Você é um número
Se você não tomar cuidado, vira número até para si
mesmo. Porque a partir do instante em que você nasce,
classificam-no com um número. O registro civil é um
número. Seu título de eleitor é um número.
Profissionalmente falando você também é. Para ser
motorista, tem carteira com número e chapa de carro. No
Imposto de Renda, o contribuinte é identificado com um
número. Seu prédio, seu telefone, seu número de
apartamento — tudo é número.
Se abre crediário, para eles você é um número. Se
tem propriedade, também. Se é sócio de um clube, tem um
número. Se é imortal da Academia Brasileira de Letras, tem
o número da cadeira.
Se é contribuinte de qualquer obra de beneficência,
também é solicitado por um número. Se faz viagem de
passeio ou de negócio, também recebe um número. Para
tomar um avião, dão-lhe um número. Se possui ações,
também recebe um. É claro que você é um número de
recenseamento. Se é católico, recebe número de batismo.
No registro civil ou religioso, você é numerado.

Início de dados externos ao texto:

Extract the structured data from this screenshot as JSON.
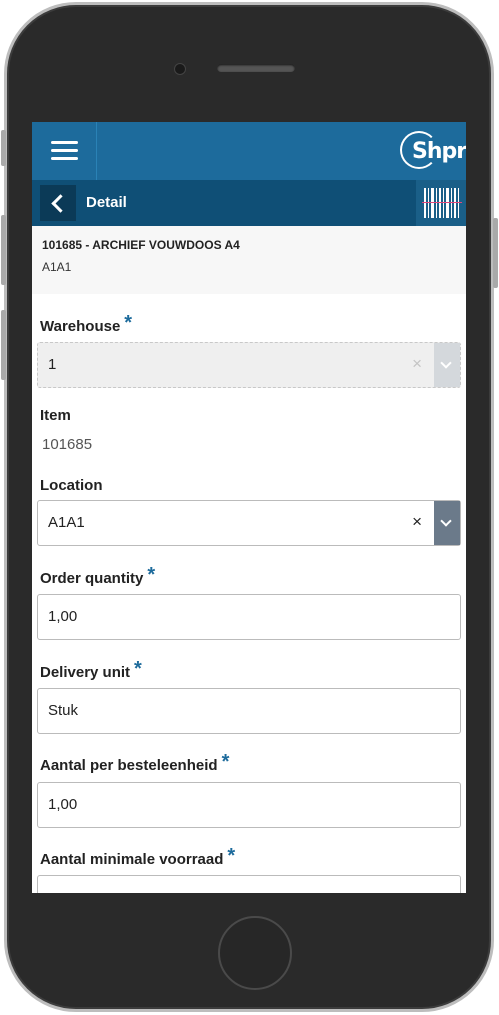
{
  "header": {
    "logo_text": "Shpr",
    "title": "Detail"
  },
  "item": {
    "title": "101685 - ARCHIEF VOUWDOOS A4",
    "location": "A1A1"
  },
  "form": {
    "warehouse": {
      "label": "Warehouse",
      "required": "*",
      "value": "1",
      "clear": "×"
    },
    "item": {
      "label": "Item",
      "value": "101685"
    },
    "location": {
      "label": "Location",
      "value": "A1A1",
      "clear": "×"
    },
    "order_quantity": {
      "label": "Order quantity",
      "required": "*",
      "value": "1,00"
    },
    "delivery_unit": {
      "label": "Delivery unit",
      "required": "*",
      "value": "Stuk"
    },
    "aantal_per_besteleenheid": {
      "label": "Aantal per besteleenheid",
      "required": "*",
      "value": "1,00"
    },
    "aantal_minimale_voorraad": {
      "label": "Aantal minimale voorraad",
      "required": "*"
    }
  },
  "colors": {
    "topbar": "#1d6b9c",
    "subbar": "#0f4f76",
    "required": "#1d6b9c"
  },
  "icons": {
    "menu": "hamburger-icon",
    "back": "chevron-left-icon",
    "barcode": "barcode-scan-icon"
  }
}
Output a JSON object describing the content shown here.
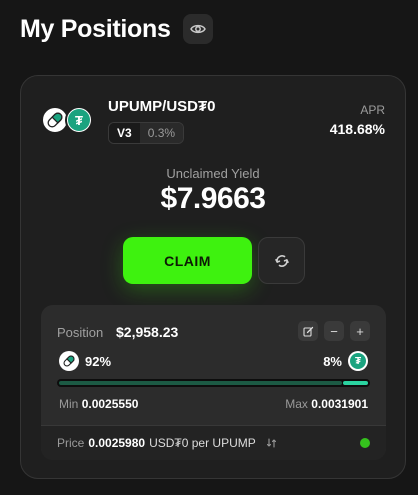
{
  "header": {
    "title": "My Positions",
    "visibility_icon": "eye-icon"
  },
  "position": {
    "pair": "UPUMP/USD₮0",
    "version": "V3",
    "fee": "0.3%",
    "apr_label": "APR",
    "apr_value": "418.68%",
    "token0_icon": "pill-icon",
    "token1_icon": "tether-icon",
    "token1_symbol": "₮",
    "yield_label": "Unclaimed Yield",
    "yield_value": "$7.9663",
    "claim_label": "CLAIM",
    "refresh_icon": "swap-refresh-icon",
    "details": {
      "position_label": "Position",
      "position_value": "$2,958.23",
      "actions": [
        "edit-icon",
        "minus-icon",
        "plus-icon"
      ],
      "minus_symbol": "−",
      "plus_symbol": "+",
      "token0_share": "92%",
      "token1_share": "8%",
      "range_token0_fraction": 0.92,
      "range_token1_fraction": 0.08,
      "min_label": "Min",
      "min_value": "0.0025550",
      "max_label": "Max",
      "max_value": "0.0031901",
      "price_label": "Price",
      "price_value": "0.0025980",
      "price_unit": "USD₮0 per UPUMP",
      "price_switch_icon": "switch-arrows-icon",
      "in_range_color": "#35c21d"
    }
  },
  "colors": {
    "accent_green": "#3ef20f",
    "tether_green": "#1aa37f",
    "range_dark": "#1c5a44",
    "range_light": "#2bd3a0"
  }
}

Se possui
personalidade jurídica, tem. E quando morre, no jazigo, tem
um número. E a certidão de óbito também.
Nós não somos ninguém? Protesto. Aliás, é inútil o
protesto. E vai ver meu protesto também é número.
Uma amiga minha contou que no Alto Sertão de
Pernambuco uma mulher estava com o filho doente,
desidratado, foi ao Posto de Saúde. E recebeu a ficha
número 10. Mas dentro do horário previsto pelo médico a
criança não pôde ser atendida porque só atenderam até o
número 9. A criança morreu por causa de um número. Nós
somos culpados.
Se há uma guerra, você é classificado por um
número. Numa pulseira com placa metálica, se não me
engano.
Nós vamos lutar contra isso. Cada um é um, sem
número. O si-mesmo é apenas o si-mesmo.
Vamos ser gente, por favor. Nossa sociedade está
nos deixando secos como um número seco, como um osso
branco seco exposto ao sol. Meu número íntimo é 9. Só. 8.
Só. 7. Só. Sem somá-los nem transformá-los em novecentos
e oitenta e sete. Estou me classificando como um número?
Não, a intimidade não deixa. Veja, tentei várias vezes na vida
não ter número e não escapei. O que faz com que
precisemos de muito carinho, de nome próprio, de
genuinidade. Vamos amar que amor não tem número. Ou
tem?
(LISPECTOR, Clarice — adaptado.)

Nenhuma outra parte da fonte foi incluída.